With MoE, a model can have 1 trillion total parameters but activate only ~100B per forward pass :: matching the inference cost of a much smaller dense model while retaining the capacity of a much larger one.

The trade-offs: MoE models require more memory to store all expert weights, have higher communication overhead in distributed setups, and can suffer from load-imbalance where some experts are consistently over-selected. Auxiliary loss terms during training encourage balanced routing.
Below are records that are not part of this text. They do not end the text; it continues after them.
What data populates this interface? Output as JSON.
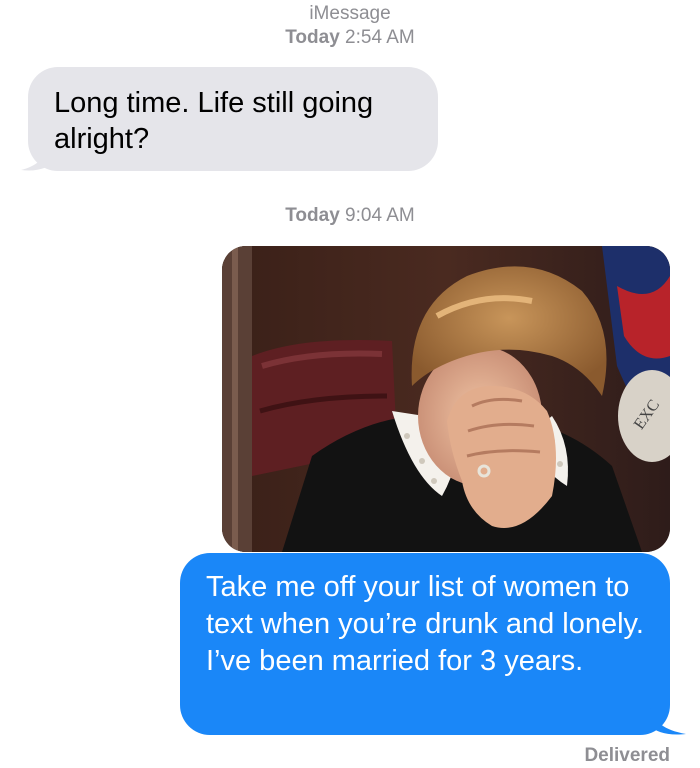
{
  "header": {
    "service": "iMessage",
    "first_time": {
      "day": "Today",
      "time": "2:54 AM"
    }
  },
  "messages": [
    {
      "direction": "incoming",
      "text": "Long time. Life still going alright?"
    },
    {
      "direction": "outgoing",
      "type": "image"
    },
    {
      "direction": "outgoing",
      "text": "Take me off your list of women to text when you’re drunk and lonely. I’ve been married for 3 years."
    }
  ],
  "second_time": {
    "day": "Today",
    "time": "9:04 AM"
  },
  "status": "Delivered",
  "colors": {
    "incoming_bubble": "#e5e5ea",
    "outgoing_bubble": "#1a87f8",
    "meta_text": "#8e8e93"
  }
}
Key challenge: MoE models often perform worse than dense models in few-shot transfer settings, as experts specialize during pretraining and may not generalize as flexibly to new tasks.
Comparison

Reasoning Model Landscape

Model Training Approach Reasoning Method Parameters Strength
OpenAI o1 / o3 RLHF + process reward models Internal chain-of-thought (hidden) Undisclosed Math & Science
DeepSeek-R1 RLVR on verifiable tasks Explicit long CoT, visible to user 671B MoE (37B active) Cost Efficiency
DeepSeek-R1 Distilled Knowledge distillation from R1 CoT inherited from teacher 7B / 14B / 32B Small-scale SOTA
QwQ-32B RLVR + self-improvement Extended reasoning traces 32B dense Open weights
Claude (Extended Thinking) Constitutional AI + RLHF Visible scratchpad thinking Undisclosed Safety + Reasoning
Gemini Thinking Multimodal RLHF Internal multi-hypothesis reasoning Undisclosed Multimodal

The Reasoning
Milestones

From chain-of-thought prompting to test-time compute scaling :: the key moments that defined the reasoning revolution.

2022

Chain-of-Thought Prompting

Wei et al. showed that adding "let's think step by step" to prompts dramatically improved LLM performance on multi-step reasoning tasks :: no fine-tuning required.

2023

Process Reward Models

OpenAI trained reward models that score intermediate reasoning steps, not just final answers :: enabling reinforcement learning that improves each step of a solution chain.

2024 · Sept

OpenAI o1 Launch

o1 demonstrated that scaling inference compute (generating longer CoT) could match or exceed much larger dense models on math and coding :: the "inference scaling law" era begins.

2025 · Jan

DeepSeek-R1 & RLVR

Open-weight reasoning model trained with verifiable rewards :: no human preference data. Its 7B distilled variant beat GPT-4 on MATH benchmarks, democratizing frontier reasoning.

2025

Inference Scaling Laws

Research confirmed that more inference compute (best-of-N sampling, MCTS, self-refinement) trades off predictably against accuracy :: giving practitioners a new performance lever.

2025–2026

Reasoning as Default

Every frontier model :: GPT-5, Claude Opus 4.6, Gemini 3, Grok 4 :: now ships with reasoning/thinking modes. The debate shifts from "can LLMs reason?" to "how to route efficiently."